Llegados a este punto, la política ha empezado por incorporar neologismos como gripalización. La neolengua sirve para cambiar el significado de la realidad. Se ha demostrado que no vamos a vencer al bicho, de modo que lo que hacemos es adaptarnos a él, convivir juntos mientras su letalidad no vuelva a ser insoportable. Lo segundo es aceptar que, no pudiendo vencerlo, hay que girar la mirada hacia la normalidad de la vida y la economía de comportamientos. La baja y el alta médica se cogen por teléfono, lo que evidencia que no tienes estructuras para atender la avalancha de contagiados y que antepones la continuidad de la actividad productiva a procedimientos de control que la harían imposible. Los semáforos de riesgo se modifican en sus guarismos. Cualquier prevención o actuación posterior que implique mucho gasto la reduces a su mínima expresión. Y así todo. Queda en pie la recomendación a los ciudadanos de que nos comportemos como se debe, en tanto que esa es una medida que no afecta al Presupuesto público.

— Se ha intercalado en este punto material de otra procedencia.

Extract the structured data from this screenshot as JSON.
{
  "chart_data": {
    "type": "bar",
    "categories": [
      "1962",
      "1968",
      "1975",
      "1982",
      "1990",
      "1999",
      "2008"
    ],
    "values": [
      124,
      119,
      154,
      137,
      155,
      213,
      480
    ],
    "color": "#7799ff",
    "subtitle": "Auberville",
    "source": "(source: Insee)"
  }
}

La política (y los políticos) ha tirado la toalla. Y no lo digo ni dramática ni demagógicamente: ha mantenido el tipo hasta donde ha podido y ha proporcionado recursos que han hecho más controlable y soportable todo esto (de los ERTE a la compra millonaria de vacunas, del estrés del cuerpo sanitario a la multimillonaria deuda común europea para atender los efectos del covid). No ha abandonado a nadie, en general, pero sí ha demostrado finalmente que combatir al virus cuerpo a cuerpo supone la estrangulación del mecanismo social (e incluso del individual: la gente está harta, desfondada) y que, por tanto, es preferible aceptar su presencia. Como de por sí la razón, como la política, es soberbia, no puede reconocerlo (Urkullu llegó a pedir un cristiano perdón navideño) y se busca un palabro para engañarse y engañarnos. Pero es así.

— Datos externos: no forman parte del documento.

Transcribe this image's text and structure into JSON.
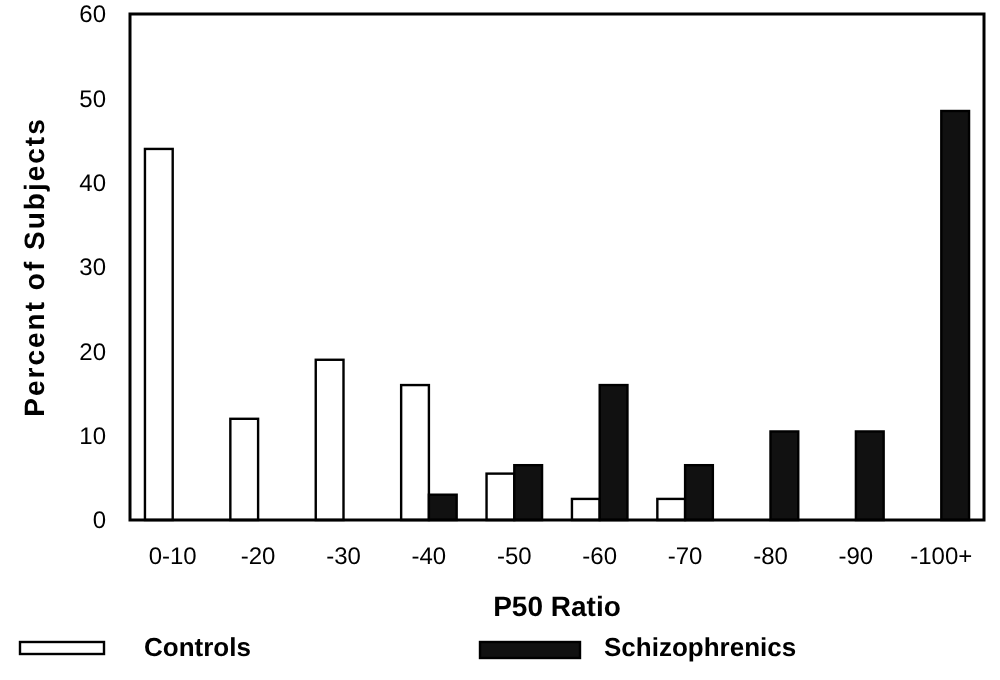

No todos los científicos coinciden en que sea posible esta convivencia que se pretende. Posiblemente, nuevos riesgos nos acechan. Pero es bueno que la experiencia nos sirva para conocer los límites de lo humano y, en este caso, los de la política moderna. En las películas de catástrofes americanas, cuando todo está perdido, el presidente pronuncia esas palabras mágicas de «Dios les proteja (o se apiade». Lo incontrolable está ahí, en la realidad superlativa y en la más íntima. Y es bueno que lo tengamos presente.